Net sales increased 3 percent, from $10.4 billion last year to $10.6 billion this year.

In a conference call with investors, Robert J. Stevens, Lockheed's chairman and chief executive, expressed optimism about the company's outlook, particularly pointing to an anticipated expansion in international sales.

The strongest growth in the past quarter was in Lockheed's aeronautics group, Chief Financial Officer Bruce L. Tanner said during the call. He attributed the unit's growth to development of the Joint Strike Fighter, also known as the F-35 Lightning II.

Though the aircraft program has been troubled by cost overruns and performance problems, Stevens said Lockheed is looking to "build momentum in the program."
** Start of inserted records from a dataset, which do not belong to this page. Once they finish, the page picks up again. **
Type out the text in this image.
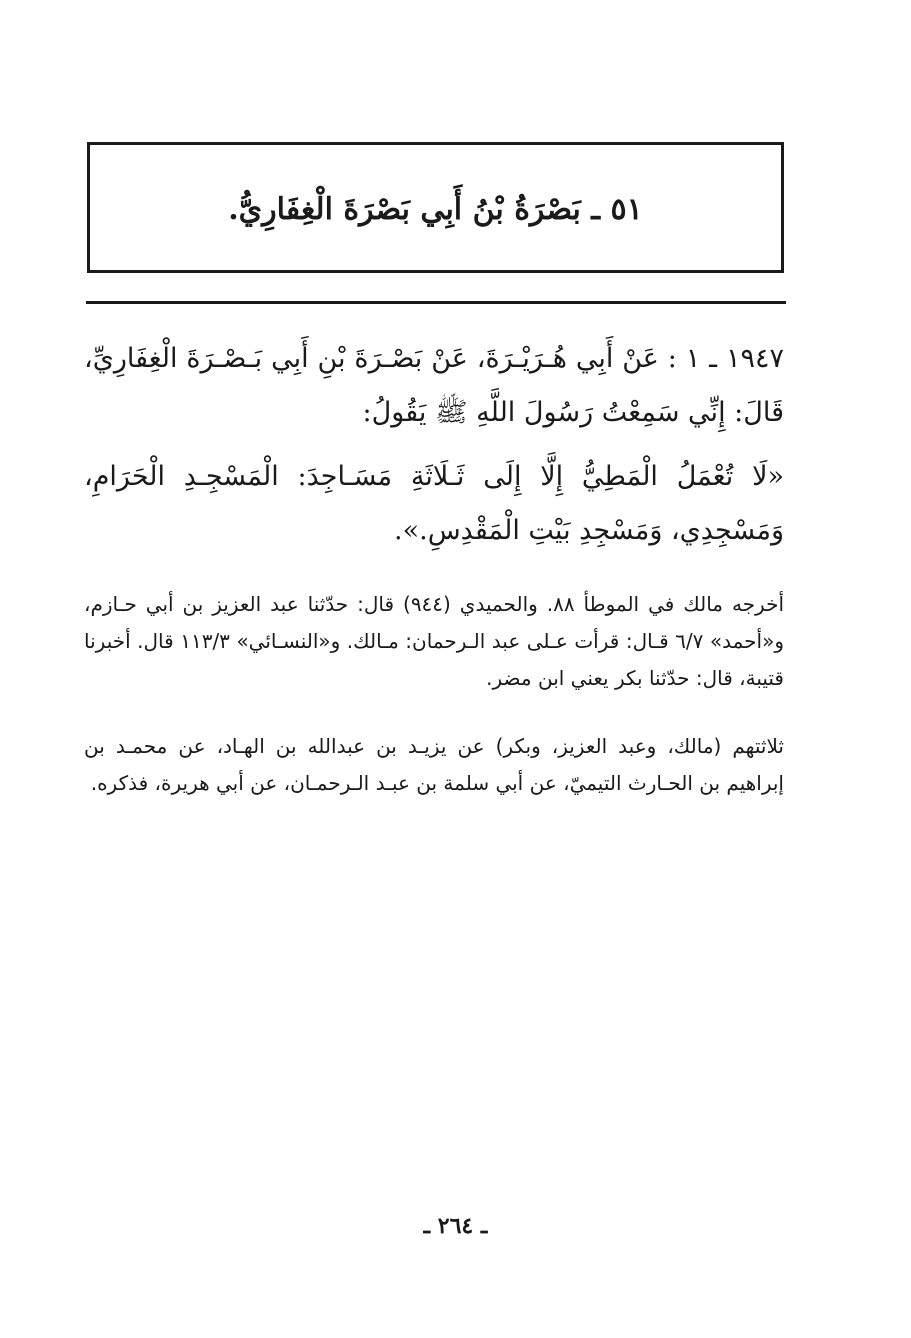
٥١ ـ بَصْرَةُ بْنُ أَبِي بَصْرَةَ الْغِفَارِيُّ.

١٩٤٧ ـ ١ : عَنْ أَبِي هُـرَيْـرَةَ، عَنْ بَصْـرَةَ بْنِ أَبِي بَـصْـرَةَ الْغِفَارِيِّ، قَالَ: إِنِّي سَمِعْتُ رَسُولَ اللَّهِ ﷺ يَقُولُ:

«لَا تُعْمَلُ الْمَطِيُّ إِلَّا إِلَى ثَـلَاثَةِ مَسَـاجِدَ: الْمَسْجِـدِ الْحَرَامِ، وَمَسْجِدِي، وَمَسْجِدِ بَيْتِ الْمَقْدِسِ.».

أخرجه مالك في الموطأ ٨٨. والحميدي (٩٤٤) قال: حدّثنا عبد العزيز بن أبي حـازم، و«أحمد» ٦/٧ قـال: قرأت عـلى عبد الـرحمان: مـالك. و«النسـائي» ١١٣/٣ قال. أخبرنا قتيبة، قال: حدّثنا بكر يعني ابن مضر.

ثلاثتهم (مالك، وعبد العزيز، وبكر) عن يزيـد بن عبدالله بن الهـاد، عن محمـد بن إبراهيم بن الحـارث التيميّ، عن أبي سلمة بن عبـد الـرحمـان، عن أبي هريرة، فذكره.

ـ ٢٦٤ ـ
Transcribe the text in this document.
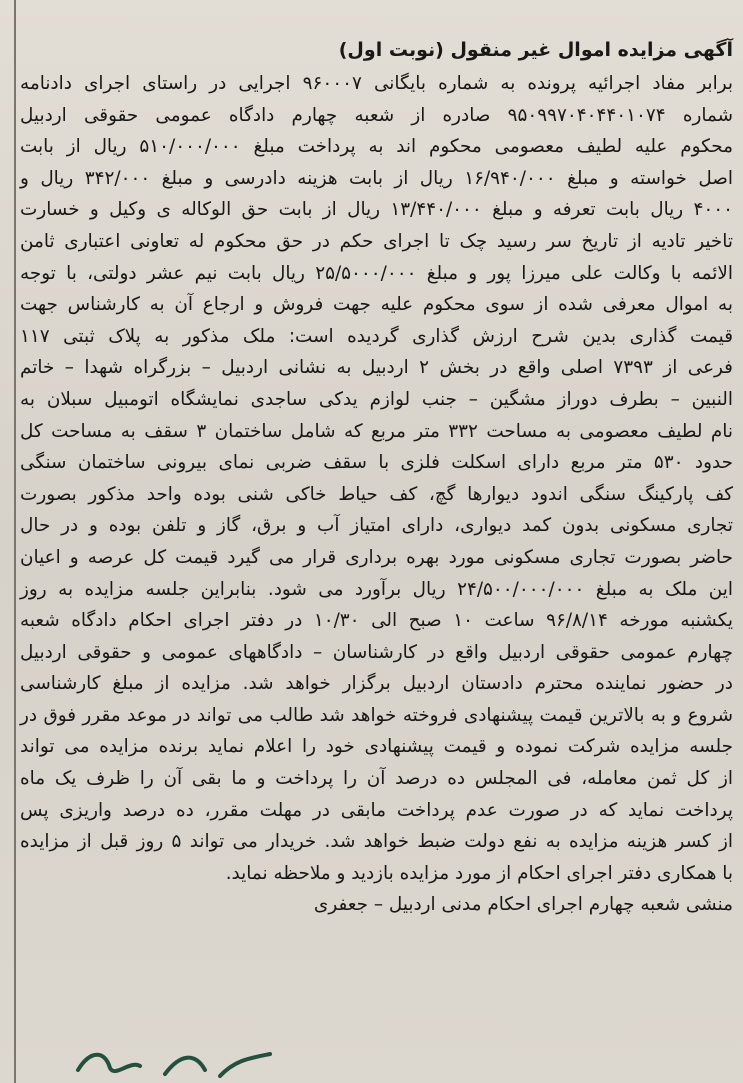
آگهی مزایده اموال غیر منقول (نوبت اول)
برابر مفاد اجرائیه پرونده به شماره بایگانی ۹۶۰۰۰۷ اجرایی در راستای اجرای دادنامه
شماره ۹۵۰۹۹۷۰۴۰۴۴۰۱۰۷۴ صادره از شعبه چهارم دادگاه عمومی حقوقی اردبیل
محکوم علیه لطیف معصومی محکوم اند به پرداخت مبلغ ۵۱۰/۰۰۰/۰۰۰ ریال از بابت
اصل خواسته و مبلغ ۱۶/۹۴۰/۰۰۰ ریال از بابت هزینه دادرسی و مبلغ ۳۴۲/۰۰۰ ریال و
۴۰۰۰ ریال بابت تعرفه و مبلغ ۱۳/۴۴۰/۰۰۰ ریال از بابت حق الوکاله ی وکیل و خسارت
تاخیر تادیه از تاریخ سر رسید چک تا اجرای حکم در حق محکوم له تعاونی اعتباری ثامن
الائمه با وکالت علی میرزا پور و مبلغ ۲۵/۵۰۰۰/۰۰۰ ریال بابت نیم عشر دولتی، با توجه
به اموال معرفی شده از سوی محکوم علیه جهت فروش و ارجاع آن به کارشناس جهت
قیمت گذاری بدین شرح ارزش گذاری گردیده است: ملک مذکور به پلاک ثبتی ۱۱۷
فرعی از ۷۳۹۳ اصلی واقع در بخش ۲ اردبیل به نشانی اردبیل – بزرگراه شهدا – خاتم
النبین – بطرف دوراز مشگین – جنب لوازم یدکی ساجدی نمایشگاه اتومبیل سبلان به
نام لطیف معصومی به مساحت ۳۳۲ متر مربع که شامل ساختمان ۳ سقف به مساحت کل
حدود ۵۳۰ متر مربع دارای اسکلت فلزی با سقف ضربی نمای بیرونی ساختمان سنگی
کف پارکینگ سنگی اندود دیوارها گچ، کف حیاط خاکی شنی بوده واحد مذکور بصورت
تجاری مسکونی بدون کمد دیواری، دارای امتیاز آب و برق، گاز و تلفن بوده و در حال
حاضر بصورت تجاری مسکونی مورد بهره برداری قرار می گیرد قیمت کل عرصه و اعیان
این ملک به مبلغ ۲۴/۵۰۰/۰۰۰/۰۰۰ ریال برآورد می شود. بنابراین جلسه مزایده به روز
یکشنبه مورخه ۹۶/۸/۱۴ ساعت ۱۰ صبح الی ۱۰/۳۰ در دفتر اجرای احکام دادگاه شعبه
چهارم عمومی حقوقی اردبیل واقع در کارشناسان – دادگاههای عمومی و حقوقی اردبیل
در حضور نماینده محترم دادستان اردبیل برگزار خواهد شد. مزایده از مبلغ کارشناسی
شروع و به بالاترین قیمت پیشنهادی فروخته خواهد شد طالب می تواند در موعد مقرر فوق در
جلسه مزایده شرکت نموده و قیمت پیشنهادی خود را اعلام نماید برنده مزایده می تواند
از کل ثمن معامله، فی المجلس ده درصد آن را پرداخت و ما بقی آن را ظرف یک ماه
پرداخت نماید که در صورت عدم پرداخت مابقی در مهلت مقرر، ده درصد واریزی پس
از کسر هزینه مزایده به نفع دولت ضبط خواهد شد. خریدار می تواند ۵ روز قبل از مزایده
با همکاری دفتر اجرای احکام از مورد مزایده بازدید و ملاحظه نماید.
منشی شعبه چهارم اجرای احکام مدنی اردبیل – جعفری
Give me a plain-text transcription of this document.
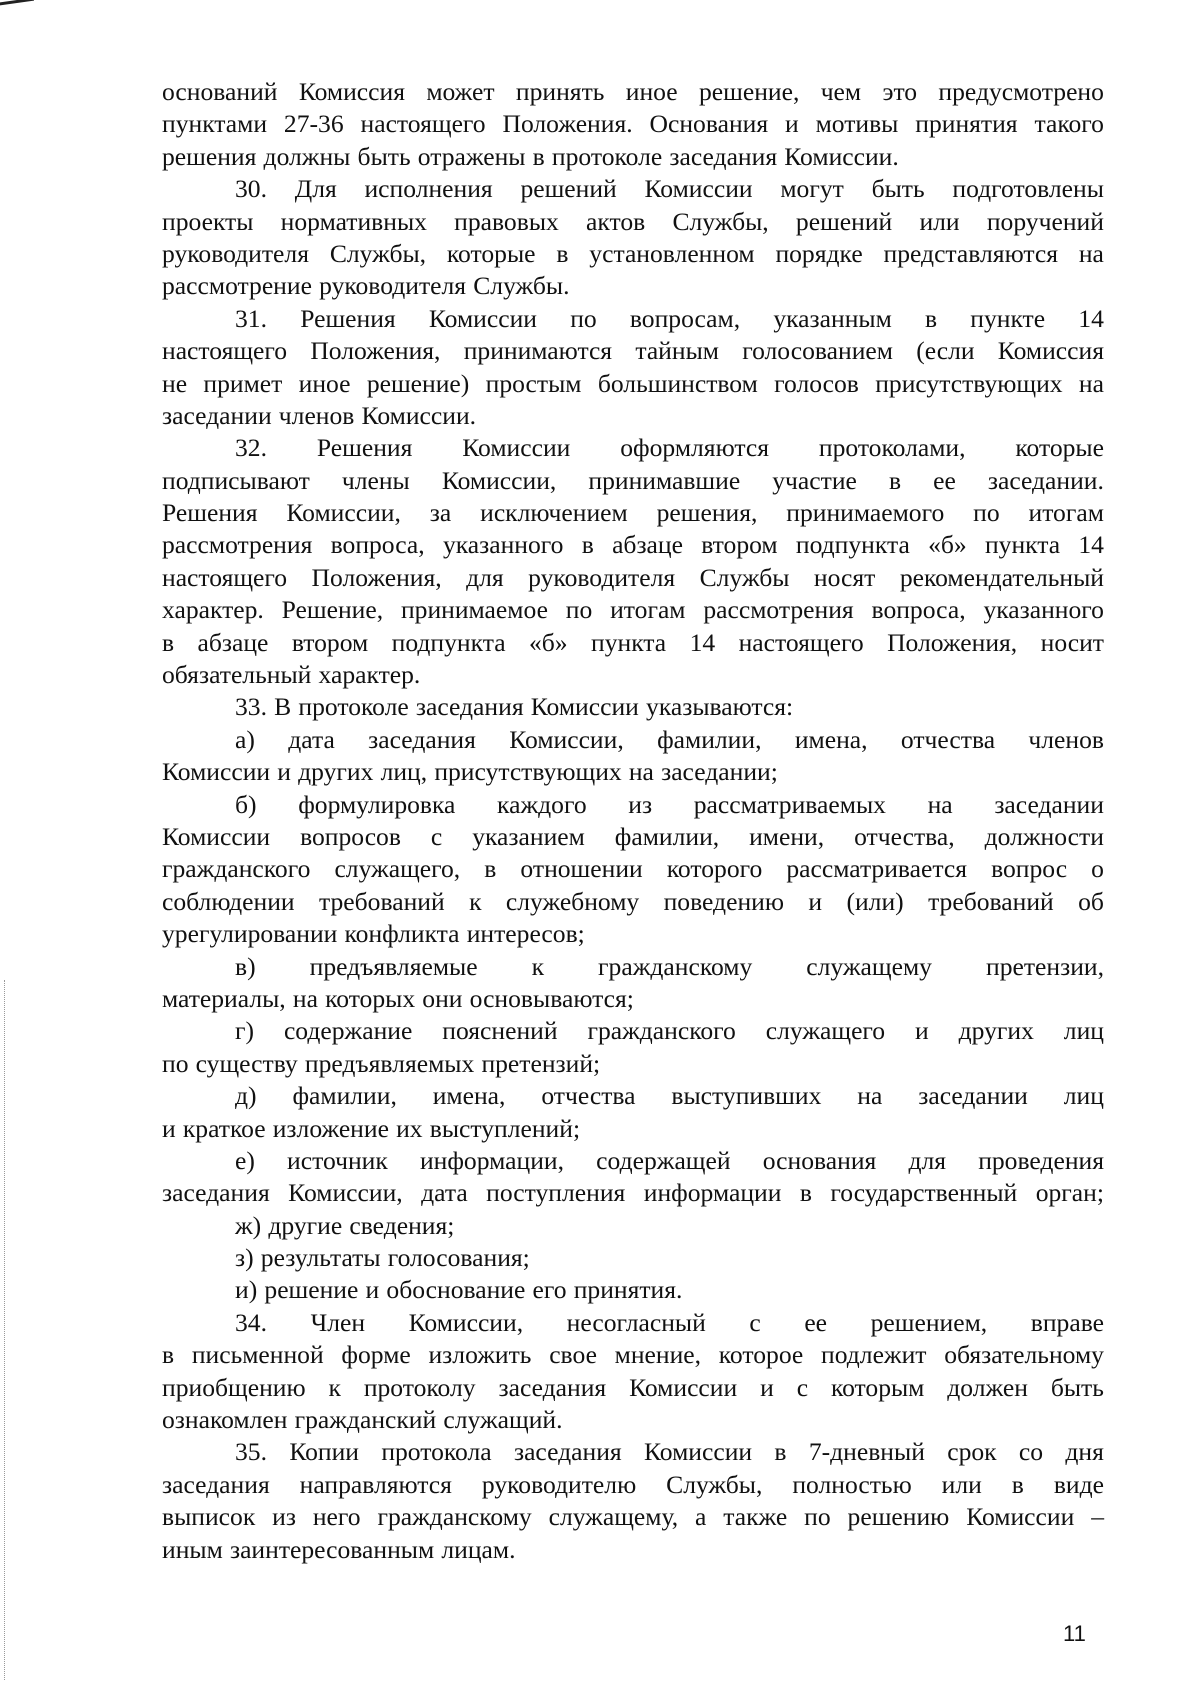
оснований Комиссия может принять иное решение, чем это предусмотрено
пунктами 27-36 настоящего Положения. Основания и мотивы принятия такого
решения должны быть отражены в протоколе заседания Комиссии.
30. Для исполнения решений Комиссии могут быть подготовлены
проекты нормативных правовых актов Службы, решений или поручений
руководителя Службы, которые в установленном порядке представляются на
рассмотрение руководителя Службы.
31. Решения Комиссии по вопросам, указанным в пункте 14
настоящего Положения, принимаются тайным голосованием (если Комиссия
не примет иное решение) простым большинством голосов присутствующих на
заседании членов Комиссии.
32. Решения Комиссии оформляются протоколами, которые
подписывают члены Комиссии, принимавшие участие в ее заседании.
Решения Комиссии, за исключением решения, принимаемого по итогам
рассмотрения вопроса, указанного в абзаце втором подпункта «б» пункта 14
настоящего Положения, для руководителя Службы носят рекомендательный
характер. Решение, принимаемое по итогам рассмотрения вопроса, указанного
в абзаце втором подпункта «б» пункта 14 настоящего Положения, носит
обязательный характер.
33. В протоколе заседания Комиссии указываются:
а) дата заседания Комиссии, фамилии, имена, отчества членов
Комиссии и других лиц, присутствующих на заседании;
б) формулировка каждого из рассматриваемых на заседании
Комиссии вопросов с указанием фамилии, имени, отчества, должности
гражданского служащего, в отношении которого рассматривается вопрос о
соблюдении требований к служебному поведению и (или) требований об
урегулировании конфликта интересов;
в) предъявляемые к гражданскому служащему претензии,
материалы, на которых они основываются;
г) содержание пояснений гражданского служащего и других лиц
по существу предъявляемых претензий;
д) фамилии, имена, отчества выступивших на заседании лиц
и краткое изложение их выступлений;
е) источник информации, содержащей основания для проведения
заседания Комиссии, дата поступления информации в государственный орган;
ж) другие сведения;
з) результаты голосования;
и) решение и обоснование его принятия.
34. Член Комиссии, несогласный с ее решением, вправе
в письменной форме изложить свое мнение, которое подлежит обязательному
приобщению к протоколу заседания Комиссии и с которым должен быть
ознакомлен гражданский служащий.
35. Копии протокола заседания Комиссии в 7-дневный срок со дня
заседания направляются руководителю Службы, полностью или в виде
выписок из него гражданскому служащему, а также по решению Комиссии –
иным заинтересованным лицам.
11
"I don't see anything at all extraordinarily more challenging on the F-35 that should adversely affect our ability to generate profitability and earn out margins here," Stevens said, adding that international interest in the program remains high.

The civil and defense lines of Lockheed's business spurred sales growth in its information systems and global services unit, while its electronic systems and space systems businesses remained flat, according to Tanner.

Stevens praised the company's Decennial Response Integration System, which Lockheed is using to collect and scan responses to the 2010 Census. It then delivers the raw data to the Census Bureau.

"In my judgment, our work on the census is a good example of the broad range of information technology programs and supports and services that [the information systems unit] provides to a wide variety of U.S. government agencies," he said.

Tanner forecast increased sales for the information systems and global services unit as the year continues.

The information systems unit "has the largest percentage of its operating profit that it receives in the form of award fees, and this particular year, 2010, has a greater abundance of that award-fee pool in the second half of the year," he said. "That's just the way the contracts kind of fell out this year."

With $1.6 billion in cash from operations, Lockheed said the quarter produced the highest level of cash in corporate history.

Tanner predicted a similar second quarter and then increased growth in the second half of the year.